Ayolah, Luna harus bekerja seperti apa dan selama apa hingga mendapatkan uang sebanyak itu? Belum apa-apa saat ini Luna sudah merasa pening saja. Tidak ada jalan ke luar lagi bagi Luna. Rasanya, mengadukannya pada pihak berawajib mengenai masalah penipuan yang dituduhkan oleh Luna pun, hal itu hanya akan menjadi hal yang sia-sia. Ia tidak akan menang, karena dirinya yang salah karena sudah menandatangani kontrak tanpa membacanya dengan teliti.
Luna memejamkan matanya dan berkata, “Saya ikut.”
“Apa maksudmu?” tanya Dominik dengan nada main-main dan membuat Luna membuka matanya saat itu juga.
“Saya tidak jadi mengundurkan diri. Saya akan menerima posisi sekretaris yang Anda tawarkan, apa Anda puas?” tanya Luna dengan nada sarkas yang tentu saja bisa ditangkap oleh siapa pun yang mendengarnya.
Namun hal tersebut malah membuat Dominik menyeringai, karena semuanya terjadi sesuai dengan apa yang inginkan. Dominik pun mengangguk dan berkata, “Kalau begitu bersiaplah. Besok kau akan ikut denganku kembali ke Rusia.”
***
Luna duduk di sudut ranjang dengan memeluk kedua lututnya. Ia benar-benar enggan untuk meninggalkan rumah yang selama ini menjadi saksi bisu atas semua yang sudah ia lakukan selama hidup. Rumah yang juga menjadi tempat di mana dirinya memiliki begitu banyak kenangan dengan kedua orang tuanya yang sudah berpulang. Namun, Luna juga tidak mungkin lari dari apa yang sudah ia hadapi. Luna harus melakukan apa yang telah disepakatinya dengan Dominik.

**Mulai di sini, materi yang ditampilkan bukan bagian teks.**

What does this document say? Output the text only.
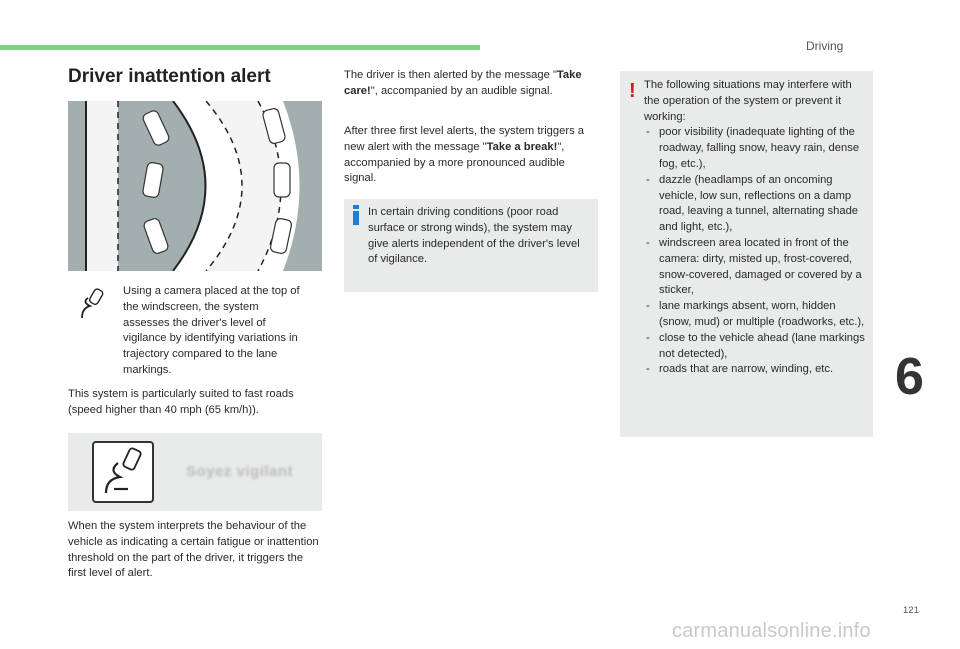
Driving
Driver inattention alert
Using a camera placed at the top of the windscreen, the system assesses the driver's level of vigilance by identifying variations in trajectory compared to the lane markings.
This system is particularly suited to fast roads (speed higher than 40 mph (65 km/h)).
Soyez vigilant
When the system interprets the behaviour of the vehicle as indicating a certain fatigue or inattention threshold on the part of the driver, it triggers the first level of alert.
The driver is then alerted by the message "Take care!", accompanied by an audible signal.
After three first level alerts, the system triggers a new alert with the message "Take a break!", accompanied by a more pronounced audible signal.
In certain driving conditions (poor road surface or strong winds), the system may give alerts independent of the driver's level of vigilance.
! The following situations may interfere with the operation of the system or prevent it working:
- poor visibility (inadequate lighting of the roadway, falling snow, heavy rain, dense fog, etc.),
- dazzle (headlamps of an oncoming vehicle, low sun, reflections on a damp road, leaving a tunnel, alternating shade and light, etc.),
- windscreen area located in front of the camera: dirty, misted up, frost-covered, snow-covered, damaged or covered by a sticker,
- lane markings absent, worn, hidden (snow, mud) or multiple (roadworks, etc.),
- close to the vehicle ahead (lane markings not detected),
- roads that are narrow, winding, etc.	6
121
carmanualsonline.info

Gadis satu itu menghela napas panjang dan segera turun dari ranjang. Ia mengambil koper dari atas lemari. Koper tersebut sudah dipenuhi debu, tanda jika sudah sangat lama dari terkahir kali benda itu disentuh atau terpakai. Luna membersihkannya dengan teliti, sebelum membukanya dan mulai mengepak pakaian-pakaian yang tentu saja pantas untuk dipakai untuk bekerja serta pakaian sehari-harinya. Luna juga menyiapkan sebuah figura foto keluarga yang menjadi salah satu barang wajib yang harus ia bawa.
Rasanya sangat tidak nyata bahwa besok dirinya akan pergi ke Rusia. Semakin tidak terasa nyata saat dirinya menghubungkan jika alasan kepergiannya ini adalah, Dominik. Jika saja, Dominik tidak menjebaknya, rasanya sangat mustahil bagi orang biasa seperti Luna bisa berpergian ke luar negeri seperti ini. Luna menghela napas lagi dan melanjutkan kegiatannya untuk mengepak barang.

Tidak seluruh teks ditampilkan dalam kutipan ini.